Por Patrícia Kishimoto
Quando alguém tem a oportunidade de conversar com quem é da Amazônia, logo percebe uma fala empolgada, cheia de amor e orgulho. Empolgada porque não é sempre que nos dão espaço para falar desse pedaço de Brasil que o próprio brasileiro desconhece. Cheia de amor e orgulho, porque queremos que todos conheçam nossas tradições, cultura e o modo de viver do amazônida.
Por isso, a 30ª Conferência das Nações Unidas sobre Mudança do Clima (COP30) tem sido uma ótima vitrine para o Pará e o Amazonas. Os estados hoje funcionam como principais portas de entrada para a Amazônia e já percebem um movimento diferente.
De acordo com levantamento do Ministério do Turismo, em parceria com a Embratur e a Polícia Federal, o Pará recebeu 10.659 turistas estrangeiros nos cinco primeiros meses de 2025, um aumento de 27% em relação ao mesmo período de 2024, quando o estado contabilizou 8.388 visitantes. Já o Amazonas registrou 14.653 turistas internacionais, frente a 12.347 no ano anterior, o que representa um crescimento de 18,7%.
Polêmicas à parte sobre a estrutura de Belém para receber um evento desse calibre e os preços superinflados, a COP30 é uma oportunidade para que brasileiros e estrangeiros façam uma breve imersão na cultura regional, conheçam e apreciem pratos como o autêntico tacacá. De origem indígena, a iguaria é servida em uma cuia e produzida a partir de dois derivados da mandioca – caldo de tucupi e goma de tapioca -, camarão seco e jambu, uma erva que causa uma leve dormência na boca, consumido geralmente no final da tarde e preparado com maestria pelas “tacacazeiras”. É uma tradição cultural paraense e reproduzida em toda a Região Norte, cada estado com sua própria receita, mas sempre respeitando a base de preparo.
Será uma chance também de provar o verdadeiro açaí, alimento que ganhou popularidade nos últimos anos no restante do Brasil e do mundo por suas propriedades nutritivas.

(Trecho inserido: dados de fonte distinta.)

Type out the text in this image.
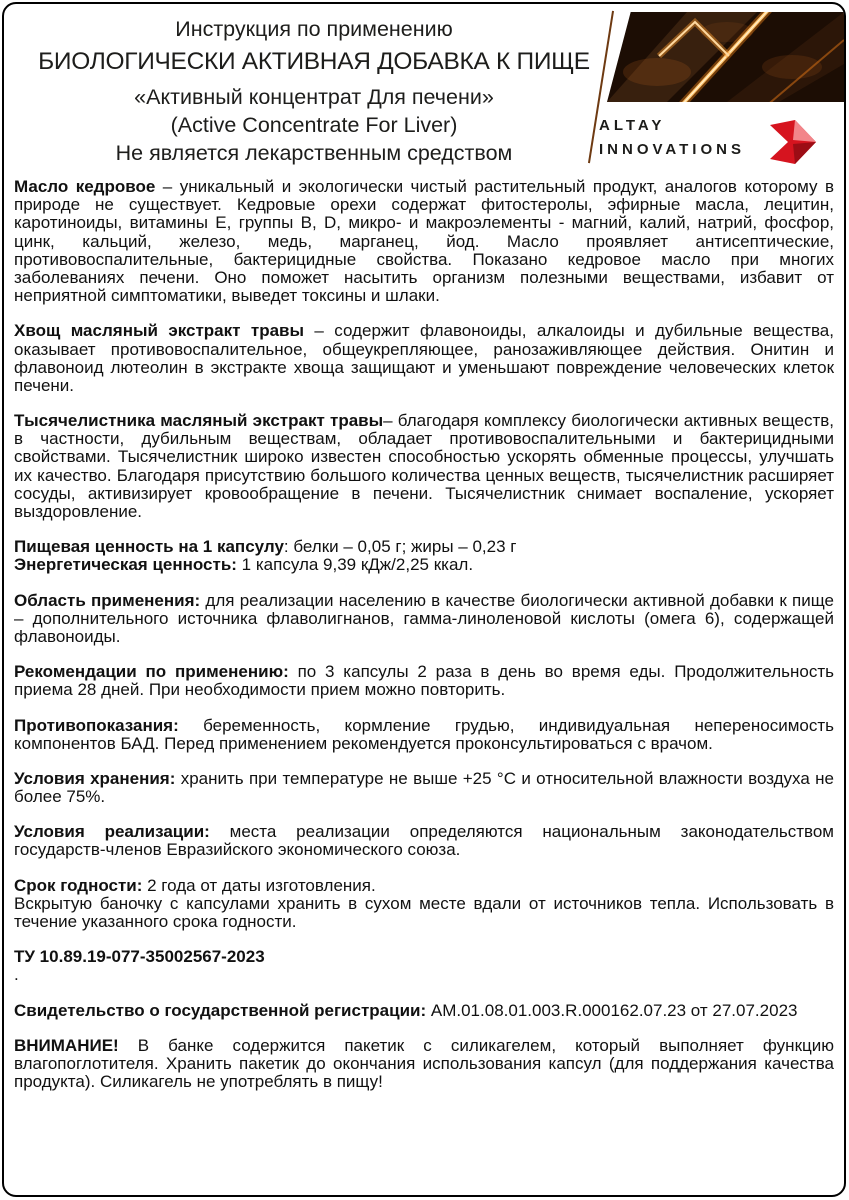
Инструкция по применению
БИОЛОГИЧЕСКИ АКТИВНАЯ ДОБАВКА К ПИЩЕ
«Активный концентрат Для печени»
(Active Concentrate For Liver)
Не является лекарственным средством
ALTAY
INNOVATIONS

Масло кедровое – уникальный и экологически чистый растительный продукт, аналогов которому в природе не существует. Кедровые орехи содержат фитостеролы, эфирные масла, лецитин, каротиноиды, витамины Е, группы В, D, микро- и макроэлементы - магний, калий, натрий, фосфор, цинк, кальций, железо, медь, марганец, йод. Масло проявляет антисептические, противовоспалительные, бактерицидные свойства. Показано кедровое масло при многих заболеваниях печени. Оно поможет насытить организм полезными веществами, избавит от неприятной симптоматики, выведет токсины и шлаки.

Хвощ масляный экстракт травы – содержит флавоноиды, алкалоиды и дубильные вещества, оказывает противовоспалительное, общеукрепляющее, ранозаживляющее действия. Онитин и флавоноид лютеолин в экстракте хвоща защищают и уменьшают повреждение человеческих клеток печени.

Тысячелистника масляный экстракт травы– благодаря комплексу биологически активных веществ, в частности, дубильным веществам, обладает противовоспалительными и бактерицидными свойствами. Тысячелистник широко известен способностью ускорять обменные процессы, улучшать их качество. Благодаря присутствию большого количества ценных веществ, тысячелистник расширяет сосуды, активизирует кровообращение в печени. Тысячелистник снимает воспаление, ускоряет выздоровление.

Пищевая ценность на 1 капсулу: белки – 0,05 г; жиры – 0,23 г

Энергетическая ценность: 1 капсула 9,39 кДж/2,25 ккал.

Область применения: для реализации населению в качестве биологически активной добавки к пище – дополнительного источника флаволигнанов, гамма-линоленовой кислоты (омега 6), содержащей флавоноиды.

Рекомендации по применению: по 3 капсулы 2 раза в день во время еды. Продолжительность приема 28 дней. При необходимости прием можно повторить.

Противопоказания: беременность, кормление грудью, индивидуальная непереносимость компонентов БАД. Перед применением рекомендуется проконсультироваться с врачом.

Условия хранения: хранить при температуре не выше +25 °С и относительной влажности воздуха не более 75%.

Условия реализации: места реализации определяются национальным законодательством государств-членов Евразийского экономического союза.

Срок годности: 2 года от даты изготовления.

Вскрытую баночку с капсулами хранить в сухом месте вдали от источников тепла. Использовать в течение указанного срока годности.

ТУ 10.89.19-077-35002567-2023

.

Свидетельство о государственной регистрации: АМ.01.08.01.003.R.000162.07.23 от 27.07.2023

ВНИМАНИЕ! В банке содержится пакетик с силикагелем, который выполняет функцию влагопоглотителя. Хранить пакетик до окончания использования капсул (для поддержания качества продукта). Силикагель не употреблять в пищу!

O Pará é o principal produtor, responsável por mais de 90% da produção mundial. Seu cultivo está concentrado em pequenos municípios como Igarapé-Miri, Cametá e Abaetetuba e é importante para a geração de emprego, renda e economia local em comunidades rurais, que também funcionam como guardiãs da floresta e são as mais afetadas, ou as primeiras a sentirem na pele, as mudanças climáticas.
Quem conseguir sair um pouco de Belém e visitar comunidades ribeirinhas, quilombolas e tantas outras, conhecerá um modo de vida simples, sem muitas das comodidades das grandes cidades, desafiante em diversos momentos, mas extremamente rico em saberes adquiridos da observação, da vivência diária com a floresta. Povos que são importantes para manter a Amazônia viva, em pé, mas sempre ficam de fora das grandes discussões e das decisões sobre essa mesma Amazônia.
Sendo assim, a COP30 transcende a importância de ser apenas um palco de discussões climáticas globais, configurando-se como uma vitrine crucial para a Amazônia, que se abre ao Brasil e ao mundo. A conferência não só impulsiona o turismo e a economia local, como oferece uma imersão cultural rica. É uma oportunidade ímpar para valorizar a voz, a cultura e o modo de vida do amazônida, essenciais para a conservação da maior biodiversidade do mundo, garantindo que suas tradições e o papel vital dessas comunidades na luta contra as mudanças climáticas ganhem o merecido destaque e participação nas decisões futuras.
Patrícia Kishimoto é analista de comunicação sênior na Imagem Corporativa. Jornalista formada pela Universidade Federal do Amazonas, cresceu e viveu em Manaus por mais de 20 anos, para onde viaja anualmente para renovar sua conexão com a Amazônia.